"Aghast" is the only word I can use to describe my reaction to reading "Marketplace 101" in the December Monitor. Can it be that we are so co-opted into the managed-care system that we are now preparing students for this "norm"? Frankly, teaching managed care is quite simple and doesn't require a course. Tell your students to never request more than the allotted number of sessions and to be sure to fill out their paperwork using cognitive and behavioral goals. Tell them to pay more attention to what the case reviewer wants than what their patient wants. It's really quite simple.
I cannot believe that we are teaching and therefore endorsing a managed-care system of psychotherapy--a system that compromises the sine qua non of good treatment--confidentiality, a trusting relationship between the patient and therapist, and treatments based on solid research and patient needs and preferences. My colleagues quoted in this article state that their students need "a comprehensive grounding in how the nation's health-care system works...many faculty are tweaking their course to include a managed-care focus...." Let me suggest teaching something a bit more radical:
How about tweaking courses to highlight our national economy, where consumers with discretionary income routinely spend billions of dollars on e-toys, gambling, leisure activities, miracle diet cures and other "must haves"?
How about teaching courses that help new psychologists develop the courage, creativity and basic survival skills that will enable them to thrive outside of managed care?
How about articulating a fundamental truth: "Warning! Managed care may be synonymous with compromised care"?
It saddened and angered me to read this article in the Monitor--the "voice" of psychology. Managed care should not be the "aspirational reality" we are teaching our new psychologists; rather, it should be identified as the sometimes unavoidable cancer of our profession. Rather than helping it metastasize, I would like to see us use our resources to find a cure.
SANDRA HABER, PHD
New York, N.Y.
I very much salute the message of your December article, "Marketplace 101," which focused on giving students more exposure to maneuvering the strange and twisted waters of managed care. However, I would also like to see programs do more on the business of practice--all that stuff that a successful practitioner needs to do (e.g., basic finances, marketing, etc.) in order to do the stuff that we were trained to do (e.g., therapy, assessment, etc.). Without the latter, it's impossible to do the former.

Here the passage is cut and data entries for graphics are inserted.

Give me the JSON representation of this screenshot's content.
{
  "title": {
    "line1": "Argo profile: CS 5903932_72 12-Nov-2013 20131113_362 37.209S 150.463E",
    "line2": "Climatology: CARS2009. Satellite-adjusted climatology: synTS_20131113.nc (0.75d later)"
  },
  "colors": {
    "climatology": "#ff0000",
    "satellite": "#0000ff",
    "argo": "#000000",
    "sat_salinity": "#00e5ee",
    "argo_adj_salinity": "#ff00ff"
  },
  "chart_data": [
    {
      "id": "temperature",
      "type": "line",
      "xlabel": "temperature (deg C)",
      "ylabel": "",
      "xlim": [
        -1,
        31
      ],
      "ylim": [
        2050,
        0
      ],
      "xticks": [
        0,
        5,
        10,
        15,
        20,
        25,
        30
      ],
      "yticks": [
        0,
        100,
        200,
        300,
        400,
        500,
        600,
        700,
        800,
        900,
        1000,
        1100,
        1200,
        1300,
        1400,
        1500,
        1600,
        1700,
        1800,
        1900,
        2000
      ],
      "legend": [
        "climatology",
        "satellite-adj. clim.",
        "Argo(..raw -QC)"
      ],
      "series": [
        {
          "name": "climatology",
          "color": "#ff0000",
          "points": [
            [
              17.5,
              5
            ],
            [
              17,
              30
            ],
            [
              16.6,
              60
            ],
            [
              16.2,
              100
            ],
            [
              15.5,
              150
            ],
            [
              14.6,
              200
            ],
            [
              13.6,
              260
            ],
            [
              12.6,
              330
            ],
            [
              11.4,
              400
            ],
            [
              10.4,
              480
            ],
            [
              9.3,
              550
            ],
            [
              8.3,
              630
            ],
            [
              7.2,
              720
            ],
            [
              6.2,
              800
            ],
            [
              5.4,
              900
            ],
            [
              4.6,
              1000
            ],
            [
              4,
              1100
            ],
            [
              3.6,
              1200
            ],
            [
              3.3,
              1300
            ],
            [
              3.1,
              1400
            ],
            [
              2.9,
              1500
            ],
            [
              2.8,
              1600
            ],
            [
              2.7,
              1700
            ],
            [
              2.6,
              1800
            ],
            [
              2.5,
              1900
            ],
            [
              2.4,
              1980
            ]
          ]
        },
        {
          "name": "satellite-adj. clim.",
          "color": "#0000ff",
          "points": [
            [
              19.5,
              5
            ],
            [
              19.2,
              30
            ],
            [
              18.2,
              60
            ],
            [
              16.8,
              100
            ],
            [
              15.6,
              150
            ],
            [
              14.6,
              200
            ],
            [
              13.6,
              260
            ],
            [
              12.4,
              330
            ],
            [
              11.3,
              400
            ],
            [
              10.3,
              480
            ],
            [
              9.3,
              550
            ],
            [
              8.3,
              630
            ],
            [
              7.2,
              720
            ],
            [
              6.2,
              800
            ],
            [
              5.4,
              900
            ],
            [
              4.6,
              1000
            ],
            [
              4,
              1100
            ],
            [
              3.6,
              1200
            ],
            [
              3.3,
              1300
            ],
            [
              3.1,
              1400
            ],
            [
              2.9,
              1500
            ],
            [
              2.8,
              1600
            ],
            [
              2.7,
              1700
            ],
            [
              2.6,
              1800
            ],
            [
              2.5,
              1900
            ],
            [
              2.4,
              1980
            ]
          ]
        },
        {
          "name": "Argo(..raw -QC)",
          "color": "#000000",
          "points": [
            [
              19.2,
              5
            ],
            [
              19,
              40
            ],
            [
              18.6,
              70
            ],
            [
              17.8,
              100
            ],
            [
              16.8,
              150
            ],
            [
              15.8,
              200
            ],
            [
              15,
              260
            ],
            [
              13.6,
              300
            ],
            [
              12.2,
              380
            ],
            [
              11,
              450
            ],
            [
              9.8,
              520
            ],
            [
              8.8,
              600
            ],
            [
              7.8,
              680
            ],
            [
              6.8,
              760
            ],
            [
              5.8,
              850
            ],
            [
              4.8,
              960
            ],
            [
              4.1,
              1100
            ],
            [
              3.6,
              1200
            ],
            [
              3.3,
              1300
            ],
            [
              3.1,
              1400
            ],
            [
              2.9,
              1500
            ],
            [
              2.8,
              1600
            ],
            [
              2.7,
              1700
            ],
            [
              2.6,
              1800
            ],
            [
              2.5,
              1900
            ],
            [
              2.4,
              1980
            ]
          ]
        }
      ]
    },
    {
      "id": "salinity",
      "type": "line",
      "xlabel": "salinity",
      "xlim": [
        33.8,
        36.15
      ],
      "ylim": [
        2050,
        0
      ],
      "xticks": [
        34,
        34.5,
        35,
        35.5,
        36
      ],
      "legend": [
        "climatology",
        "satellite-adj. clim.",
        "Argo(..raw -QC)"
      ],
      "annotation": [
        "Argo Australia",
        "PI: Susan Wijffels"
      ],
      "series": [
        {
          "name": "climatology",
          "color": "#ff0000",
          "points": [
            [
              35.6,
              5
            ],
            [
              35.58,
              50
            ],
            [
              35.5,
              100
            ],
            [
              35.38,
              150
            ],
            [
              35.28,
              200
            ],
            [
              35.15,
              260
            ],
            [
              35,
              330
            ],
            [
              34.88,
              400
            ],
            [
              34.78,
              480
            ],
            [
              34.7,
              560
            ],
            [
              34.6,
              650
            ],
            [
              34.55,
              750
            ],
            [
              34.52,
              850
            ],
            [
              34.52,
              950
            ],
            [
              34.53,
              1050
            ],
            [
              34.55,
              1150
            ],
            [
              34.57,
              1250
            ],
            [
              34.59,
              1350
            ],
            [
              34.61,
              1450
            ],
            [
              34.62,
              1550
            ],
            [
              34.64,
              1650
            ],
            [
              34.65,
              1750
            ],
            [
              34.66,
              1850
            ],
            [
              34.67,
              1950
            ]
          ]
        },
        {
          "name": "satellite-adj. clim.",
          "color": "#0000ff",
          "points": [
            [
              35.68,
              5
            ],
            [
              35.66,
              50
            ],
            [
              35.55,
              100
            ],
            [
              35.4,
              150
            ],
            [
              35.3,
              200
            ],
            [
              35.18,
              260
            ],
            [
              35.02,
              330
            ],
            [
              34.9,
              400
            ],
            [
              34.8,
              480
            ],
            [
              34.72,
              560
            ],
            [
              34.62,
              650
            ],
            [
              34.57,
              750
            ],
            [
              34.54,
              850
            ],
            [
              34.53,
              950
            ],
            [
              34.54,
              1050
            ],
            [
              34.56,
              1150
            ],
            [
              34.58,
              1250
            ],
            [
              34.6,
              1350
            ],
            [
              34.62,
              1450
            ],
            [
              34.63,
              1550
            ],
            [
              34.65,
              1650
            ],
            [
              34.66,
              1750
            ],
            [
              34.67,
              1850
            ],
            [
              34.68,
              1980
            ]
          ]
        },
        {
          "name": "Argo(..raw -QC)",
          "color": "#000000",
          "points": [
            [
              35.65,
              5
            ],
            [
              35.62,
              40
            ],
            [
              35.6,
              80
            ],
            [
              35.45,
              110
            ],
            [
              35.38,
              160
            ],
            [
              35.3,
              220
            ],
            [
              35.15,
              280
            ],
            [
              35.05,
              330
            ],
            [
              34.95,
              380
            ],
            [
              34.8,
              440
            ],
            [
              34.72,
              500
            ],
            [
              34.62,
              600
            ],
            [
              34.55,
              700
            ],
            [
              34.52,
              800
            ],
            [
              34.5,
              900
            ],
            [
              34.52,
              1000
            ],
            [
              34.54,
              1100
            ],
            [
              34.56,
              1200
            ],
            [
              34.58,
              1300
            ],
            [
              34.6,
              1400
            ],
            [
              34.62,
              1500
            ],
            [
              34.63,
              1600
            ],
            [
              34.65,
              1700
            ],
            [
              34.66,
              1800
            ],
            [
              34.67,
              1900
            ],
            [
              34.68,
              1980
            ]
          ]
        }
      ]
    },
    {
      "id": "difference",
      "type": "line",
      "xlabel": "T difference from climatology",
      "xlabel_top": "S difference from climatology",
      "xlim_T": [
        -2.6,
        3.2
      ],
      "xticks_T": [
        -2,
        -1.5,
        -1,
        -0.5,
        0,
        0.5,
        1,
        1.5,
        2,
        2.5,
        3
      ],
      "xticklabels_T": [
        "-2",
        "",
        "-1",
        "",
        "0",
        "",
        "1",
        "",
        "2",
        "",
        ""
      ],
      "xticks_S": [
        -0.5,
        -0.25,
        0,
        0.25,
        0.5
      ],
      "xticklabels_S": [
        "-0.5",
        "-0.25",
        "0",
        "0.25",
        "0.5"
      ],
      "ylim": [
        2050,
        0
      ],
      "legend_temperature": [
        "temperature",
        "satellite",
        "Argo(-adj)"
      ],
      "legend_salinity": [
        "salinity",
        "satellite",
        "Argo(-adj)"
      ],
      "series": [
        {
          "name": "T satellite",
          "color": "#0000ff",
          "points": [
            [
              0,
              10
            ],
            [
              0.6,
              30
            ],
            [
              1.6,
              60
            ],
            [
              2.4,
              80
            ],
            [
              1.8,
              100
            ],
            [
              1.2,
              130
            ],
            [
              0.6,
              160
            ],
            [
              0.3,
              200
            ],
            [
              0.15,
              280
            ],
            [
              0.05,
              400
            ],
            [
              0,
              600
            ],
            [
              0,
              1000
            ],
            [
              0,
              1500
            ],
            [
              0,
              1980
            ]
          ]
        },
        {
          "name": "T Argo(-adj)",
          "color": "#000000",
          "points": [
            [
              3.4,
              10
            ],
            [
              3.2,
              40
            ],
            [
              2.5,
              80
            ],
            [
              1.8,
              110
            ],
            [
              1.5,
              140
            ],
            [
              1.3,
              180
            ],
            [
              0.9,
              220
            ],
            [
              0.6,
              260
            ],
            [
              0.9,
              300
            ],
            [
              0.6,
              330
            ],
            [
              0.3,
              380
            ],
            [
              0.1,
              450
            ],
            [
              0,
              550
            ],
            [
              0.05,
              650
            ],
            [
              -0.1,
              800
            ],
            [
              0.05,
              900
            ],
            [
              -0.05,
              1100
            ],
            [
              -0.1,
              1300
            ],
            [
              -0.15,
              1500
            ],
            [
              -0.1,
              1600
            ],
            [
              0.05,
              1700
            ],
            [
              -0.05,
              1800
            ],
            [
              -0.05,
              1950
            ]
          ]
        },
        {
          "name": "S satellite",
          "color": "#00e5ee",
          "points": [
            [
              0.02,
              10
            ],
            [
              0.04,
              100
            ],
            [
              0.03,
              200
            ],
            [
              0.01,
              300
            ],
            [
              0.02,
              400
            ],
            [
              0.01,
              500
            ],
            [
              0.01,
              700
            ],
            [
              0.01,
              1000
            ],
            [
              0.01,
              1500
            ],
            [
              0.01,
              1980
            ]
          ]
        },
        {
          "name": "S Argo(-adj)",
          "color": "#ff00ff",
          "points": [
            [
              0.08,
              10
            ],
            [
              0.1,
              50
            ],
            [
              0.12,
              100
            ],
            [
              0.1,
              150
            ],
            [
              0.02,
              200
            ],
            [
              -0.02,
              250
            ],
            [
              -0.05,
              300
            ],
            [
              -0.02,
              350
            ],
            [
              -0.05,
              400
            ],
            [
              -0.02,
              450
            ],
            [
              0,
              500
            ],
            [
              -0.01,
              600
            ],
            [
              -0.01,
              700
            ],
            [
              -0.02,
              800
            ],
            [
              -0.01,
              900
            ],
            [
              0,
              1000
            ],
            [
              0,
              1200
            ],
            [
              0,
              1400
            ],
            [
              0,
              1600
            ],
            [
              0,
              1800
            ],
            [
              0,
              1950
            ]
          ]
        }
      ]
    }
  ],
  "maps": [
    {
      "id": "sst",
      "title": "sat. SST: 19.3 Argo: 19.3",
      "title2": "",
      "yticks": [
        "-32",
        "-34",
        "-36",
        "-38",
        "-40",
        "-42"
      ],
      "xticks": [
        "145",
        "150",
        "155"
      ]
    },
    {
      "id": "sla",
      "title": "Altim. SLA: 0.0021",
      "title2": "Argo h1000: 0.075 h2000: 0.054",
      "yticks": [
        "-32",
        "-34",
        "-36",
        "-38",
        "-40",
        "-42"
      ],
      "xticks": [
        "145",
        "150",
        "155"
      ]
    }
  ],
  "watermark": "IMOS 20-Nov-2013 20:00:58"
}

Incidentally, if we do better on promoting the benefits of psychology, we become less dependent on managed care's paltry offerings. After all, it is only by being dependent on managed care that one needs to bow to their unreasonable demands. Psychology has a great deal to offer the world, but too few of us are trained on how to really bring that message out.
ARI TUCKERMAN, PSYD, MBA
After reading the December issue, I note with much approval APA's increasing emphasis on positive psychology, wellness and prevention. This is a welcome change from the illness model that has been dominant in the years past and still occupies a prominent position in our membership and social policy positions. As we move forward into the decade of behavior, it is only fitting that we acknowledge the pioneering work of Marie Jahoda, Seymour Sarason, James Kelly, Julian Rappaport, Emory Cowen, George Albee, Ed Ziegler, Barbara Dohrenwend, Steve Goldston, and John Glidewell, among others. Their contributions have laid the foundation for a richer psychology that will further research and practice to significantly enhance the understanding and improvement of human conditions.
In the otherwise interesting and important article, "Implications of the Boy Scouts of America case" (November Monitor), Mark Phillips and Margaret Bull Kovera use the term "gender-inappropriate behaviors." In the year 2000 this term should surely be regarded as archaic and, if used at all, enclosed in quotation marks. For psychologists, who are often regarded as experts about behavior, to continue this harmful practice is particularly troubling. May I suggest that the editors of the Monitor and other APA publications do their part by eliminating such usage from their publications?
PAULA J. KAPLAN, PHD
A story of survival
I was extremely pleased to see the article in the November Monitor "Remembering the Holocaust" by Nicole S. Crawford. I, too, am what you might call "the child of the Holocaust." I lived in Nazi Germany suffering considerably from persecution, with one side of my family totally annihilated by the Nazis. I came to the United States at the end of 1938 at age 10. I found it most difficult to settle down unlike many other refugees. It is difficult to know the impact of persecution on a child of 10 years old, but one thing is certain, it did not make me into the most sociable of individuals. Despite this I always wanted to help the underdog and who fitted this more than "maladjusted young people."
One might say I suffered from low self-esteem, which drove me in many ways. Most recently I was invited to give a lecture in Austria, and was received very well. I have never blamed the new generation of Germans or any others who were the children of the Nazi regime or ideology. To blame them would have been as base as what the Nazis did to minorities in Germany and elsewhere.
Now I am near the end of my days, although I am in extremely good health, and I am persuaded by personal experience that these early events in my life directed me in ways which were both negative and positive, but I would not wish to repeat them.